Los ángeles, en cuanto se apartaron del amor
divino y se abrazaron con el amor propio, cayeron en seguida como muertos y
quedaron sepultados en los infiernos, de suerte que lo que la muerte hace en
los hombres, privándoles para siempre de la vida mortal, la caída lo hace en
los ángeles, privándoles para siempre de la vida eterna. Pero nosotros, los
seres humanos siempre que ofendemos a Dios, morimos de verdad, pero no de
muerte tan completa que no nos quede un poco de movimiento, aunque éste es tan
flojo que no podemos desprender nuestros corazones del pecado, ni emprender de
nuevo el vuelo del santo amor, el cual, infelices como somos, hemos pérfida y
voluntariamente dejado.
Y, a la verdad, que bien mereceríamos
permanecer abandonados de Dios, cuando con tanta deslealtad le hemos
abandonado; pero, con frecuencia, su eterna caridad no permite que su justicia
eche mano de este castigo; al contrario, movido a compasión, se siente impelido
a sacarnos de nuestra desdicha, lo cual hace enviando el viento favorable de la
santa inspiración, la cual, dando con suave violencia contra nuestros
corazones, se apodera de ellos y los mueve, elevando nuestros pensamientos y
haciendo volar nuestros afectos por los aires del amor divino.

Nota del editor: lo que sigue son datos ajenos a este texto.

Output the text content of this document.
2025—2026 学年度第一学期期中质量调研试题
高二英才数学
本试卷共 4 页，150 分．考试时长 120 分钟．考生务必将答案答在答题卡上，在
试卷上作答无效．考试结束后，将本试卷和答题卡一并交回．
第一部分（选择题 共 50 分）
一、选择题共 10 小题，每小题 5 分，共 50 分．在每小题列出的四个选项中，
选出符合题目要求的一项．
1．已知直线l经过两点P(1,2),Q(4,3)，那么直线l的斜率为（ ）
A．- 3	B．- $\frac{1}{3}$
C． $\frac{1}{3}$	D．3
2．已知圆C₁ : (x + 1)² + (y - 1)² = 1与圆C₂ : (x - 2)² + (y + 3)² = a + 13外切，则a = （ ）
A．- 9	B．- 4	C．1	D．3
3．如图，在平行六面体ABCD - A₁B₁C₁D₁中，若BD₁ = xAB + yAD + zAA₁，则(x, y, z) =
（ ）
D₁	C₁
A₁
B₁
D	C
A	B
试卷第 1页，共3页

Este primer arranque o sacudida que Dios
comunica a nuestros corazones, para incitarlos a su propio bien, se produce
ciertamente en nosotros, mas no por medio de nosotros; pues llega de improviso,
sin que nosotros hayamos pensado ni hayamos podido pensar en ello, porque no somos suficientes por nosotros mismos
para concebir algún buen pensamiento, como de nosotros mismos, sino que nuestra
suficiencia viene de Dios62,
el cual no sólo nos amó antes de que fuésemos, sino que nos amó para que
fuésemos y para que fuésemos santos, después de lo cual nos aprevenido con las bendiciones de su dulzura63 paternal, y ha movido nuestros
espíritus al arrepentimiento y a la conversión.